Moja skóra głowy lubi przyzwyczajać się do produktów, dlatego szampon stosowałam zamiennie z białym mydłem Agafii. Bywały tygodnie, kiedy myłam nim włosy pod rząd i nic się nie działo, ale wolę jednak nie ryzykować. Delikatnie koi podrażnienia skóry głowy, zazwyczaj przetrzymuję go do 5 minut na skórze głowy i wykonuję dokładny masaż. Tak naprawdę dzięki temu produktowi, nie muszę już leczyć skóry głowy wymyślnymi kompresami, bo po co?;)
Ogromnym plusem, którego nie przewidziałam, jest to, ze szampon wykazuje właściwości pielęgnujące. W zasadzie od szamponu oczekuję jedynie oczyszczania bez podrażnień, ale NS weszło na wyższy level. Szampon absolutnie nie plącze włosów, doszłam do wniosku, że nie musiałabym używać nawet odżywki, ale zapasy mi na to nie pozwalają ;) Włosy są błyszczące, puszyste, mięsiste, lekkie, odbite od nasady. Kiedy zmywam produkt z włosów, mam wrażenie, że miałam wcześniej nałożoną maskę/odżywkę.Jestem w szoku, bo to przecież tylko szampon.

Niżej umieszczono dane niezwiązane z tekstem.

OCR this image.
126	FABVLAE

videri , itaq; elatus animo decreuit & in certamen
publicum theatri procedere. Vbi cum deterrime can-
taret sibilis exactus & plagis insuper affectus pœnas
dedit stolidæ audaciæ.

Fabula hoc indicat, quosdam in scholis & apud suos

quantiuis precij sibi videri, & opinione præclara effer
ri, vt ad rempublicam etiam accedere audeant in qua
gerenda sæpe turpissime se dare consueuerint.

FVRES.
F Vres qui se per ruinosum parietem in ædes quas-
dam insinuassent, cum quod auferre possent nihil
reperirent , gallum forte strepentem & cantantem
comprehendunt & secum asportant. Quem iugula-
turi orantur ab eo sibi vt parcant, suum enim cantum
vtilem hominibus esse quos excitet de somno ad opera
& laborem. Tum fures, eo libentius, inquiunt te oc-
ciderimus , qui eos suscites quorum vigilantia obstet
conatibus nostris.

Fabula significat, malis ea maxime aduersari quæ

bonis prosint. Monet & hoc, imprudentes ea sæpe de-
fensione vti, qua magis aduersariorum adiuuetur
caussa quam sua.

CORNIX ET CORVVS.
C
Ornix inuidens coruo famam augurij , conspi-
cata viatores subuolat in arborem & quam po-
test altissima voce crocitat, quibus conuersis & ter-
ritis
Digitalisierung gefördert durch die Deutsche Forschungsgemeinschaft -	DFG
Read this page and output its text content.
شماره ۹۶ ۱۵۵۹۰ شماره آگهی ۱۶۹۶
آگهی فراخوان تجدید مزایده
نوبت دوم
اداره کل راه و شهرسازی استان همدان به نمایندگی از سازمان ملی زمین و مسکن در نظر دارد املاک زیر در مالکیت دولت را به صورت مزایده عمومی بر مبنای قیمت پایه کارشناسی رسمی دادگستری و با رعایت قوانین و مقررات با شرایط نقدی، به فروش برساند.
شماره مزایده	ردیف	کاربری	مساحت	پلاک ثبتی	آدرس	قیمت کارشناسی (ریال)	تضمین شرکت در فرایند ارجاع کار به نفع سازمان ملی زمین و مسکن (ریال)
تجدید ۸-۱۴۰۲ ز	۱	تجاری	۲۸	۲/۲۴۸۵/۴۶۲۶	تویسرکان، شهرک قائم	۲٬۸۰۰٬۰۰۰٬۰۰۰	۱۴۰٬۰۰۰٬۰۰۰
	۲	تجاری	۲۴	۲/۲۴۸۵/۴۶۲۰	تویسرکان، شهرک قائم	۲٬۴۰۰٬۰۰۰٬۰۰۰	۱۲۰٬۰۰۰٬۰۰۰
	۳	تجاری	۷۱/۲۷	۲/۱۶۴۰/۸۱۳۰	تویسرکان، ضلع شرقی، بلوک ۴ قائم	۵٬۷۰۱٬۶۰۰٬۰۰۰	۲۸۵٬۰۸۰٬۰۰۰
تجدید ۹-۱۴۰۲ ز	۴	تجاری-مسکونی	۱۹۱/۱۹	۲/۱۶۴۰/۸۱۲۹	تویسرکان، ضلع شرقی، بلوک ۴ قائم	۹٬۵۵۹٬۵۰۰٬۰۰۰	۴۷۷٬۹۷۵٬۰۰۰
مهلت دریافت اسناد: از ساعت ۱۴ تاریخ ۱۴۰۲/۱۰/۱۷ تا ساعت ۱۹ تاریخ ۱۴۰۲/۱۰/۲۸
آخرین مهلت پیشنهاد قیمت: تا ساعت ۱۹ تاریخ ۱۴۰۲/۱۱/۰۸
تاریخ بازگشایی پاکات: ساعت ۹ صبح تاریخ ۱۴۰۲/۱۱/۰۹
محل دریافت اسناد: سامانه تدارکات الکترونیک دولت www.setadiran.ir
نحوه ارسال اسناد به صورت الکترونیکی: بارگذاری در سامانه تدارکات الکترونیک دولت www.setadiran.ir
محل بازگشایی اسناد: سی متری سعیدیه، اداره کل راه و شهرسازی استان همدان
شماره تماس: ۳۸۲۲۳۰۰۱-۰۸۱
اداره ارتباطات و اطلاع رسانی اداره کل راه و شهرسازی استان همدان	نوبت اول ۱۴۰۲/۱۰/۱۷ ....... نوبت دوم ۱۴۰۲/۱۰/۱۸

Jedynym \'ale\' jest przeznaczenie produktu, nowa wersja nie należy do bardzo delikatnych i mogłaby podrażnić osoby ze skórą nadwrażliwą. U mnie tak się nie stało.
Szampon dostajemy w 400ml poręcznej butli, za którą płacimy około 20 złotych. Cena jest atrakcyjna, jeśli weźmiemy pod uwagę jakość i wydajność produktu. Opakowanie jest proste, przyjemne dla oka. Nie podoba mi się otwór, dlatego zawsze go odkręcam i sama dozuję odpowiednią ilość przyciskając butelkę. Produkt jest ważny przez 12 miesięcy po otwarciu.
Konsystencja jest żelowa, lekko lejąca,delikatnie przelewa się przez palce. Może dawać złudne wrażenie słabej wydajności, ale wystarczy niewielka ilość szamponu, by umyć porządnie włosy.
Zapach jest lekko cytrusowy, orzeźwiający i w sam raz na aktualną pogodę. Nie przytłacza i nie pozostaje zbyt długo na włosach, ulatnia się po około godzinie.
Reasumując, jest to produkt godny polecenia. Jeśli szukacie dobrego oczyszczającego szamponu, który nie przyspieszy przetłuszczania włosów, ani tym bardziej ich nie obciąży, a przy tym nie podrażni skóry głowy - rozejrzyjcie się za tym produktem.Oprócz świetnych właściwości myjących, szampon dodatkowo pielęgnuje skórę głowy i włosy na długości. Jest to dobry wybór dla osób z przetłuszczającymi się, a suchymi włosami. Może nie sprawdzić się u osób ze skórą alergiczną i nadwrażliwą. Polecam!